The land of the four score and ten and over looks a bit different from the rest of the country

My grandfather used to say that he had had his three score and ten (that’s 70 for those brought up in a decimal age) and was now quite content to die when the time came. He said this with increasing frequency and some bewilderment before his final death at the age of four score and ten in 1991. This bewilderment was understandable: there were 222,820 over 90 year olds in 1991, already over 40% up on the 1981 total. However the changes since his death have been even more dramatic, with 440,290 over 90 year olds in 2011.

The Office for National Statistics (ONS) has recently published a statistical bulletin entitled Estimates of the Very Old (including Centenarians), 2002-2011, England and Wales, which summarises how the proportions living to four score and ten and beyond have changed over the 30 years since 1981. It shows us a population living within a population: Nonagenarian (ie the over 90s) England and Wales (NEW) within the full population of England and Wales.

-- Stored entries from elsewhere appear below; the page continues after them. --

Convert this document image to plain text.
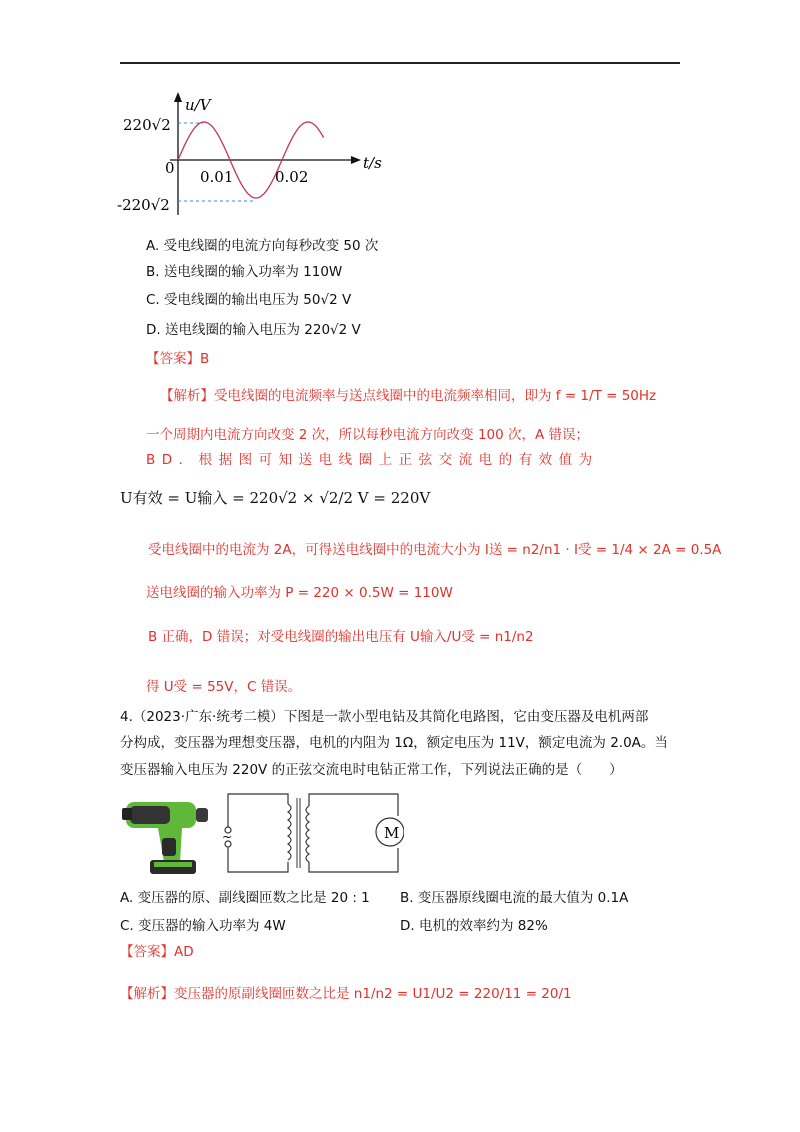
u/V
t/s
0
220√2
-220√2
0.01	0.02
A. 受电线圈的电流方向每秒改变 50 次
B. 送电线圈的输入功率为 110W
C. 受电线圈的输出电压为 50√2 V
D. 送电线圈的输入电压为 220√2 V
【答案】B
【解析】受电线圈的电流频率与送点线圈中的电流频率相同，即为 f = 1/T = 50Hz
一个周期内电流方向改变 2 次，所以每秒电流方向改变 100 次，A 错误；
BD．根据图可知送电线圈上正弦交流电的有效值为
U有效 = U输入 = 220√2 × √2/2 V = 220V
受电线圈中的电流为 2A，可得送电线圈中的电流大小为 I送 = n2/n1 · I受 = 1/4 × 2A = 0.5A
送电线圈的输入功率为 P = 220 × 0.5W = 110W
B 正确，D 错误；对受电线圈的输出电压有 U输入/U受 = n1/n2
得 U受 = 55V，C 错误。
4.（2023·广东·统考二模）下图是一款小型电钻及其简化电路图，它由变压器及电机两部
分构成，变压器为理想变压器，电机的内阻为 1Ω，额定电压为 11V，额定电流为 2.0A。当
变压器输入电压为 220V 的正弦交流电时电钻正常工作，下列说法正确的是（　　）
~	M
A. 变压器的原、副线圈匝数之比是 20 : 1 B. 变压器原线圈电流的最大值为 0.1A
C. 变压器的输入功率为 4W	D. 电机的效率约为 82%
【答案】AD
【解析】变压器的原副线圈匝数之比是 n1/n2 = U1/U2 = 220/11 = 20/1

Imagine for a moment NEW viewed as a different country, where people are “born” as they reach 90 and we ignore (as the ONS have done in compiling these statistics) immigration and emigration.

The first thing to notice about NEW is that the age structure looks very different to that of England and Wales. We can see this by comparing the “population pyramids”, as they are known, below, with the number of people at each age shown on a graph, males to the left in blue and females to the right in red:

The numbers fall away much faster of course at the older ages, although the shape still shows the biggest falls between ages 91 and 92 reflecting the impact on birth rates at ages (in 2011) from 92 to 97 of the First World War and its immediate aftermath. There are far more women than men in NEW, although the overall ratio has reduced from 4:1 in 1981 to around 2.7:1 in 2011. By comparison, the England and Wales population is much more balanced (there are 4% more women than men). The NEW population is somewhere between the sizes of Malta’s and Cape Verde’s full population.

Your chances of living to 100 in NEW as a newly arrived 90 year old are about the same as those of a new born in England and Wales qualifying for entry into NEW one day.

The world to which NEW belongs looks very different from that which England and Wales or the UK are used to. The largest country is not China or India, but the United States. Japan, whose overall population is about a tenth that of India has an over 90 population over twice that of India’s.

Finally, the population of NEW is growing far more quickly than that of England and Wales, or indeed the UK, with a 26% increase between 2002 and 2011, almost four times the UK rate over the same period.

My grandfather only spent a few months in NEW but, by 2011, 570 people had spent over 15 years in this land. It is going to become a much more familiar place to many of us.